Roxane Bertrand établit le lien entre le dynamisme propre aux énoncés et l’hétérogénéité du sujet, hétérogénéité constitutive et hétérogénéité montrée (J. Authier-Revuz). L’hétérogénéité montrée implique un locuteur qui « consciemment ou non, met en scène une pluralité de voix dans son discours » (R. Vion). A partir de l’analyse de discours rapportés directs dans un corpus de conversation, R. Bertrand montre de quelle manière un locuteur donné active et exploite des situations d’énonciation antérieures. L’hétérogénéité des sujets convoqués n’aboutit nullement à un éparpillement. Bien au contraire, la mise en scène de la pluralité des voix possède sa cohérence propre. Le réinvestissement et l’appropriation de la parole d’autrui favorisent la mise en place d’une série de « rapports de places subjectifs d’où émerge une image » du locuteur, constituant ainsi « une part de son identité de sujet parlant ».

Guy Achard-Bayle, « de la personne dont on parle au je qui parle » commence par explorer le principe d’identité : l’« individu-personne » se distingue entre autres par sa capacité de réflexion sur soi-même et de ré-identification de soi-même dans des situations discontinues (Locke). Dans la perspective thématique de l’avatar – défini comme une atteinte radicale à l’identité – par dédoublement, G. Achard-Bayle envisage l’identité comme phénomène cognitif et place au cœur de sa problématique deux facettes de l’identité, idem (vs différent) et ipse (vs autre), primordiales dans le travail de la conscience et de la mémoire. Il en vient à analyser la complexité du processus d’auto-désignation, « sans laquelle la détermination du particulier-personne est incomplète » (cf. A. Morgenstern), et qui tient en particulier au paradoxe que G. Achard-Bayle décrit ainsi : « le sujet parlant est à la fois le point de perspective privilégié sur le monde et la limite de ce monde […] Or je ne peut véritablement parler de soi que par une forme d’auto-désignation qui mélange la première et la troisième personne. »

Dans la perspective théorique mise en place par L. Danon-Boileau et M.-A. Morel, Séverine Morange prend en compte, dans l’analyse intonative, le mode de relation instauré par les variations prosodiques. Elle envisage la complémentarité entre intonation et indices segmentaux et montre, à partir d’une étude menée sur trois sujets, que les schémas dégagés par L. Danon-Boileau et M.-A. Morel à propos du discours direct s’appliquent également, lorsque le discours citant est explicite, au discours indirect et à la modalisation. Les variations prosodiques, volontaires ou involontaires, peuvent constituer une « stylisation intra-individuelle », un habitus propre à un sujet donné.

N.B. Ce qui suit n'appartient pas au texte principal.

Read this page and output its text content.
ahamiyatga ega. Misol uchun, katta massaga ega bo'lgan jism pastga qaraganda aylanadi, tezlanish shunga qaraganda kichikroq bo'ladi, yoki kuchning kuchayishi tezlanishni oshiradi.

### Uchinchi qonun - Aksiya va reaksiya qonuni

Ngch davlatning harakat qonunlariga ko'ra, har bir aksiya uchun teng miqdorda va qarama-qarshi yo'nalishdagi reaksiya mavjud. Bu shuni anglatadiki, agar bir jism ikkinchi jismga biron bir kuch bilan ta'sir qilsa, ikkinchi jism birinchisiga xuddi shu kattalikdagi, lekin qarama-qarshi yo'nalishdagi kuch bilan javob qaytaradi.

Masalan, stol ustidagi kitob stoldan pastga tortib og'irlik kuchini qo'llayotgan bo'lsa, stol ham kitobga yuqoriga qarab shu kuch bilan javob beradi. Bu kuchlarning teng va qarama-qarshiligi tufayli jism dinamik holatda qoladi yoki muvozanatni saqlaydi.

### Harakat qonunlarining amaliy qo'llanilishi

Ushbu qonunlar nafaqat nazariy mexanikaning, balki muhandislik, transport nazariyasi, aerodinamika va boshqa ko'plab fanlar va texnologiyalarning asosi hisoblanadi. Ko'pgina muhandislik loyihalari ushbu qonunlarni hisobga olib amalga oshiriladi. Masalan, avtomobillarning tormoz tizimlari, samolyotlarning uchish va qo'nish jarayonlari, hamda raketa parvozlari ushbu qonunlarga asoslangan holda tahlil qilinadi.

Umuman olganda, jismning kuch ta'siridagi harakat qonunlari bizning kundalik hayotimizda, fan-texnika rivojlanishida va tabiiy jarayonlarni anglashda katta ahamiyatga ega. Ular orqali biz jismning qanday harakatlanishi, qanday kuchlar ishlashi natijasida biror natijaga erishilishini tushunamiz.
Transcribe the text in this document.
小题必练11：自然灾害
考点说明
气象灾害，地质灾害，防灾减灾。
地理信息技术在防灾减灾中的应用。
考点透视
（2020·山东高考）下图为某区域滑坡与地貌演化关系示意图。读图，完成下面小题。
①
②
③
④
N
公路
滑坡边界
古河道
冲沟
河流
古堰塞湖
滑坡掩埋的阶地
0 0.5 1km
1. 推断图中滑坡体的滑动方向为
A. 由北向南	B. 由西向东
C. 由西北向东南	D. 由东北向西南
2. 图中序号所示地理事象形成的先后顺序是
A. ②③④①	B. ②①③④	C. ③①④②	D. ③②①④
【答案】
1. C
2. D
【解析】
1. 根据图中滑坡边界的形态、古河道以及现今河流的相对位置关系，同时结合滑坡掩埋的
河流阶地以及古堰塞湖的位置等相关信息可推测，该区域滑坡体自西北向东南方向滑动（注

Au « croisement de la linguistique de l’énonciation et de l’acquisition du langage », Aliyah Morgenstern analyse les différentes étapes de l’auto-désignation chez l’enfant. Les difficultés et la complexité de la référence à soi tiennent entre autres (cf. G. Achard-Bayle) à ce que la première personne est à la fois « personne locutive » (Guillaume) – elle coïncide avec l’énonciateur – et référence délocutée – elle est représentation de soi dont on parle. A. Morgenstern montre que la mise en place de la référence à soi à la première personne (je) passe par une disjonction au cours de laquelle l’enfant se représente comme la voix de l’autre le représente. Le processus d’acquisition aboutit lorsque s’opère, au-delà de cette disjonction, la conjonction des rôles de narrateur (énonciateur) et de héros (délocuté), la superposition du moi qui raconte et du moi raconté : chez l’« apprenti-sujet » ce processus s’accompagne de (dépend de… ?) la prise de conscience de son identité, de son unicité et de sa singularité, autrement dit de la prise de conscience que le « moi d’avant » (moi toncal) et le « moi de maintenant » (moi noncal) ne font qu’un, distinct de tout autre. Enfin, la désignation de soi par son prénom tend à persister lorsque l’enfant se trouve en présence d’une image de lui-même (coexistence de deux formes noncales du moi).

A partir d’une expérience menée auprès d’enfants de 8 à 10 ans, Agnès Bracke s’intéresse au développement cognitif en corrélation avec les marques linguistiques de ce développement. Elle envisage notamment le processus de structuration de concepts scientifiques, dans une opposition (Vygotski) entre concepts « spontanés », et concepts scientifiques, organisés en système et relevant de savoirs théoriques. Agnès Bracke montre que l’évolution du contexte cognitif doit beaucoup aux « interactions inter-subjectives », et que cette évolution s’accompagne d’une intériorisation, qui se structure notamment par le biais de l’articulation linguistique. Elle observe différents stades de cette évolution, depuis la construction d’énoncés a-scientifiques puisant exclusivement dans les connaissances spontanées du sujet, ou encore exclusivement repérés par rapport à la situation d’expérimentation, jusqu’à la construction d’énoncés à caractère « para-scientifique ». Entre autres manifestations linguistiques de cette évolution, elle met en évidence dans le discours scientifique la disparition des marques renvoyant à l’expérience subjective, ainsi que la systématisation de l’opération de localisation et de la référence, explicite ou implicite, à la causalité.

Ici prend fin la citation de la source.